あとは、FWモハメド・サラーの契約満了が近くて、残るのか出るのかという話が出ている。そのあたりの心理的な揺らぎが、もしかしたら影響する可能性もあるかなと。
林
スロット監督のことは、僕はずっと前から推していて、すごく楽しみにしているんですが、プレシーズンも結構いいんですよ。ある程度仕組みが作られていて、ビルドアップのところから縦に速く行くと。現状でいい形ができています。
あとは、下田さんが言われたように、サラーが監督を信頼するかというのはありますよね。
下田
MF遠藤航が物足りないとかすごい言われていて、僕はちょっとカチンときてるんですよ。
林
ユルゲン・クロップ(前監督)の時とスロットではサッカーが違うので、それがどう出るかですかですね。遠藤はクロップのやり方にハマったと思うので。スロットはビルドアップの時にアンカーとかボランチにかなりボールを触らせるので、展開力が大事になりますね。
【トッテナムは楽しみなサッカー、楽しみな選手たち】
林
では、次はスパーズ(トッテナムの愛称)について話していきたいのですが。
下田
これは、僕はかなり期待しています。アンジェ・ポステコグルー監督はどこのリーグでもタイトルを獲っているんですよね。勝ちにいけるサッカーをするじゃないですか。昨シーズンは、FWハリー・ケイン(バイエルン)がいないなかであのぐらい(5位)やった。今季2年目でもう少し編成も整理してもらった時に、ハマったら意外と面白いんじゃないかと感じました。
林
そうですね。ほかにはできないような、めちゃくちゃ面白いサッカーをしているのは魅力ですよね。でも、消耗が激しいじゃないですか。
下田
あれはキツいですか?
林
しんどいと思います(笑)。ハマればスーパーなんですが、SBとかがあそこまで中に入ったり、高い位置に出たりすれば、ふたりのCB、ミッキー・ファン・デ・フェンとクリスティアン・ロメロの負担は相当あります。
あと、スパーズはCFですよね。そこを誰にするのか。この前だとFWデヤン・クルゼフスキを試したり。そしてFWソン・フンミンもいる。

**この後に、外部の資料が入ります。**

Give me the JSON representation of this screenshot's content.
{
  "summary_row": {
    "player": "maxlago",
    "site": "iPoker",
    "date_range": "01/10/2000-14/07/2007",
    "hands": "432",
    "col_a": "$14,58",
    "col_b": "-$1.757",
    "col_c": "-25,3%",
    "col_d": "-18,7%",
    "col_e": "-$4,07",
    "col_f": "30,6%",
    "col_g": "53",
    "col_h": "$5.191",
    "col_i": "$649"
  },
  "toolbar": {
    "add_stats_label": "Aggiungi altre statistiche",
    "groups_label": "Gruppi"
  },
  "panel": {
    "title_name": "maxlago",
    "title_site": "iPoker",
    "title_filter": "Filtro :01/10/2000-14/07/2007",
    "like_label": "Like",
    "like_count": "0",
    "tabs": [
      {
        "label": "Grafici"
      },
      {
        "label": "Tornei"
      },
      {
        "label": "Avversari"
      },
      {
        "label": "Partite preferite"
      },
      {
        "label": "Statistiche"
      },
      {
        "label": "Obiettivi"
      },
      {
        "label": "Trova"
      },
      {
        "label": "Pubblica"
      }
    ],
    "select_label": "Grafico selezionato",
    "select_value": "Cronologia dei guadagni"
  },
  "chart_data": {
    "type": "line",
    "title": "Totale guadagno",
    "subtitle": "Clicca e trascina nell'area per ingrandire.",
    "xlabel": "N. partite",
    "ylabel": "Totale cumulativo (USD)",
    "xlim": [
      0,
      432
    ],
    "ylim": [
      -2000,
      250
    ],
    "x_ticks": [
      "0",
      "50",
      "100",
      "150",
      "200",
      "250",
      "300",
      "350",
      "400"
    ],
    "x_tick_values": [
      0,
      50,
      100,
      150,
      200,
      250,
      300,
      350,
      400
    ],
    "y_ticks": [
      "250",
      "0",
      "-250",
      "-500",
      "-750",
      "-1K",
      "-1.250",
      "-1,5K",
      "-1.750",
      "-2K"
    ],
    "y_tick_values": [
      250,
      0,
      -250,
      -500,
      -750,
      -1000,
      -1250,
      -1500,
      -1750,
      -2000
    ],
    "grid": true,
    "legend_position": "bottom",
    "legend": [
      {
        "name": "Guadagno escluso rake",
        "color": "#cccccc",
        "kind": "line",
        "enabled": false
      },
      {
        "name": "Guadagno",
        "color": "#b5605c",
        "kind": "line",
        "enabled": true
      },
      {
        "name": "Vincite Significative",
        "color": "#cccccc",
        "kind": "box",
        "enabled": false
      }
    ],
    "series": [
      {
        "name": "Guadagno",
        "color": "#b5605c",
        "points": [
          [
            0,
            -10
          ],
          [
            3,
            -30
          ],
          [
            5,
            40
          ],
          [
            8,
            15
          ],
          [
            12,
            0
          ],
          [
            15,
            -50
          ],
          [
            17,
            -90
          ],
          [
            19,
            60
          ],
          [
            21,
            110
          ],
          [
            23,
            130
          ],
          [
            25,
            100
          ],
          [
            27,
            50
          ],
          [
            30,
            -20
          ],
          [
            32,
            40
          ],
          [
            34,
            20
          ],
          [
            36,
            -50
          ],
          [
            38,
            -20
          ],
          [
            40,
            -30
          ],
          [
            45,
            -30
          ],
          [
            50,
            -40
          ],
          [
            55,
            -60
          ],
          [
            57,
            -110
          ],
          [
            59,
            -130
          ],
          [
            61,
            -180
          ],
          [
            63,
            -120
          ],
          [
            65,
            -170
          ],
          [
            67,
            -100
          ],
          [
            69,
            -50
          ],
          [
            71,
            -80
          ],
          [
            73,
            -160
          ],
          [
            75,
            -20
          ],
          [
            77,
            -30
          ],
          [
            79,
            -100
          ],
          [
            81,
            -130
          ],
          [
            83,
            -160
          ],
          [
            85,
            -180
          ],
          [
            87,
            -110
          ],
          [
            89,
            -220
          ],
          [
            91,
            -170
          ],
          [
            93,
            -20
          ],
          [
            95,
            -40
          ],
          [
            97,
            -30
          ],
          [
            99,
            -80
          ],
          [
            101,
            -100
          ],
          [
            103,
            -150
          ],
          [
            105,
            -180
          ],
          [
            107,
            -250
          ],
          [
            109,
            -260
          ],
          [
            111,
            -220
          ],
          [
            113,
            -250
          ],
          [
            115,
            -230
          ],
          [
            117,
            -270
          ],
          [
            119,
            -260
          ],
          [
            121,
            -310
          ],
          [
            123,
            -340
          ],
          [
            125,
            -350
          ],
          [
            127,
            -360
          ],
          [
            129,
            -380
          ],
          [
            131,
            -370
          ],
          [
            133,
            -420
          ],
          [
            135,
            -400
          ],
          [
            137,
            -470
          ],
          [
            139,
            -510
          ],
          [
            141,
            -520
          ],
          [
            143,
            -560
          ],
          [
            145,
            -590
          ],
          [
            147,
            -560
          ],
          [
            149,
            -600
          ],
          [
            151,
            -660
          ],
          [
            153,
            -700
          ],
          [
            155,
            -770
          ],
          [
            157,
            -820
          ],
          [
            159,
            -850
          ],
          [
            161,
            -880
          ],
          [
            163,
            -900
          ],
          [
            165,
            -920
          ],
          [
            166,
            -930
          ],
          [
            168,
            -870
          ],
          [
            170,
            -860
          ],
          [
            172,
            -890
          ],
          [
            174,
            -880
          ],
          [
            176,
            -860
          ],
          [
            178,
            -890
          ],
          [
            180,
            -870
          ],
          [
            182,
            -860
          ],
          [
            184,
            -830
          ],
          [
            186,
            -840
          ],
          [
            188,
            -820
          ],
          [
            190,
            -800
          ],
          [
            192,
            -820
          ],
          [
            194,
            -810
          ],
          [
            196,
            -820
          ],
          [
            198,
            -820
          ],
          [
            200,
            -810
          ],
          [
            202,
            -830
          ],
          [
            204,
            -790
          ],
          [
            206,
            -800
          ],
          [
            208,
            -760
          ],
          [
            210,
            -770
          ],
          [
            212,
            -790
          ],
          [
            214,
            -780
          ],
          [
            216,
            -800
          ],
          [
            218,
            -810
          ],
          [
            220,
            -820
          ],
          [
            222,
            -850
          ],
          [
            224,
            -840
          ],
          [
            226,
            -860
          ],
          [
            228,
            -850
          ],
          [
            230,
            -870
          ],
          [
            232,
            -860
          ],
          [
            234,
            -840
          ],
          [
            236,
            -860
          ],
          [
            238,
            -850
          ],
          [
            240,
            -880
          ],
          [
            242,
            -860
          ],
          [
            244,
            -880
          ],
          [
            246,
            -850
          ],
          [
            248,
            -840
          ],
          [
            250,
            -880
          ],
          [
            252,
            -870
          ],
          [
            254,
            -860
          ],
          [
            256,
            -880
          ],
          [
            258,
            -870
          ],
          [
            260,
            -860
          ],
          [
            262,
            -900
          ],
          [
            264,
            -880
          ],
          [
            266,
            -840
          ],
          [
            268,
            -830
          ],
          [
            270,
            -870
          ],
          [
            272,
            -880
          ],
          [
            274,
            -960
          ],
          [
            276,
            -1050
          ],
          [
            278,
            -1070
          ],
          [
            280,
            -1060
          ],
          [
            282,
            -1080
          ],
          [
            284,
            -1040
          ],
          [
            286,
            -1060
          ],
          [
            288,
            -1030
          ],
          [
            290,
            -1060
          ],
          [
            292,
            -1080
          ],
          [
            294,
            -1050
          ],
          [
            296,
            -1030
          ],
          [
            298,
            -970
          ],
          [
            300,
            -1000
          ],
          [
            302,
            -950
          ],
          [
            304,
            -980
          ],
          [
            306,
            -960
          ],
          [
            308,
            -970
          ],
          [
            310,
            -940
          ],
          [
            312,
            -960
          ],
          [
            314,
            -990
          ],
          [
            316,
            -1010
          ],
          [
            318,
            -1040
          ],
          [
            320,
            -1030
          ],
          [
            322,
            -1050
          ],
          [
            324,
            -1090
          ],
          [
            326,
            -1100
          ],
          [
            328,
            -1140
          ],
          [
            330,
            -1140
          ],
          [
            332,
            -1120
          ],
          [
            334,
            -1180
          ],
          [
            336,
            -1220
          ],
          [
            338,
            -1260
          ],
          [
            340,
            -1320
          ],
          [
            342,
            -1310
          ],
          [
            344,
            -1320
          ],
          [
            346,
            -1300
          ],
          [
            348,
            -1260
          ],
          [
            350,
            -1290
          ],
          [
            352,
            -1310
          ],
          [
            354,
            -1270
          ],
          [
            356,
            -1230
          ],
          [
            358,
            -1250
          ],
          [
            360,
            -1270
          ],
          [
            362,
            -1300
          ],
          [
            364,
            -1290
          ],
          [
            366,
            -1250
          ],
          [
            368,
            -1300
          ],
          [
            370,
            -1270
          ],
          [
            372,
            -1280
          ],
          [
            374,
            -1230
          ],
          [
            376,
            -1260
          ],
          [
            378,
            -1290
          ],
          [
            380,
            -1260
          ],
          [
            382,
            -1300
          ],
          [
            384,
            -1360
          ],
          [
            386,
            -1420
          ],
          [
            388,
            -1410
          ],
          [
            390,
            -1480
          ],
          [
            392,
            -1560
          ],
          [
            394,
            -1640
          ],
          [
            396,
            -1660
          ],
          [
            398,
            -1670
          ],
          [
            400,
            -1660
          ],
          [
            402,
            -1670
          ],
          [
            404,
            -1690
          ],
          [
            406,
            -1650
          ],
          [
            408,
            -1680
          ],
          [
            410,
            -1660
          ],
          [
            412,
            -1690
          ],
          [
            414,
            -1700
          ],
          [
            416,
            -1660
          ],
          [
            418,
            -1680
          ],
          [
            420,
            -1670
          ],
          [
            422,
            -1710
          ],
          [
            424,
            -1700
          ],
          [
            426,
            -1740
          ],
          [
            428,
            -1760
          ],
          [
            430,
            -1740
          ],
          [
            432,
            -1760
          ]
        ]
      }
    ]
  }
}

だけど、FWリシャルリソンなのかとか。
下田
僕は、リシャリルリソンは気合い先行型で、ブラジル人で、嫌いじゃないんです。結構好印象。多分、見た目よりもいい人なんですよ。
林
でも、エバートンでプレーしていた時のような存在感はまだ見せられてないかなと。
下田
ビッグクラブのストライカーとしては、ちょっと物足りないかなということですね。ニュースではFWイヴァン・トニー(ブレントフォード)に(移籍交渉を)あたったような話をちらっと見ましたが、トニーは合いますか?
林
合うと思います。トニーは高さだけじゃなくて、ポストプレーもできるし、ゴール前で強さを発揮できます。彼が来たらベストですね。
それとこの前のヴィッセル神戸戦で気になったのは、MFルーカス・ベリヴァルです。4-2-3-1のトップ下を務めるんじゃないですかね。MFジェームズ・マディソンと同じところです。マディソンがケガをしなければ、ずっとマディソンだと思いますが、途中から出たりとか、ウイングでもプレーできそうな感じもあります。
下田
マディソンの後ろはどうですか?昨シーズンはMFイヴ・ビスマとMFパペ・マタル・サールがやることが多かったですが、攻撃面は物足りなかったんじゃないかと。
林
そうですね。4-2-3-1の初期配置から攻撃時にSBが中に入って2-3-5になりますが、ここで前に入るならマディソンとベリヴァルのふたりだとめちゃくちゃロマンある感じにはなりそうですね。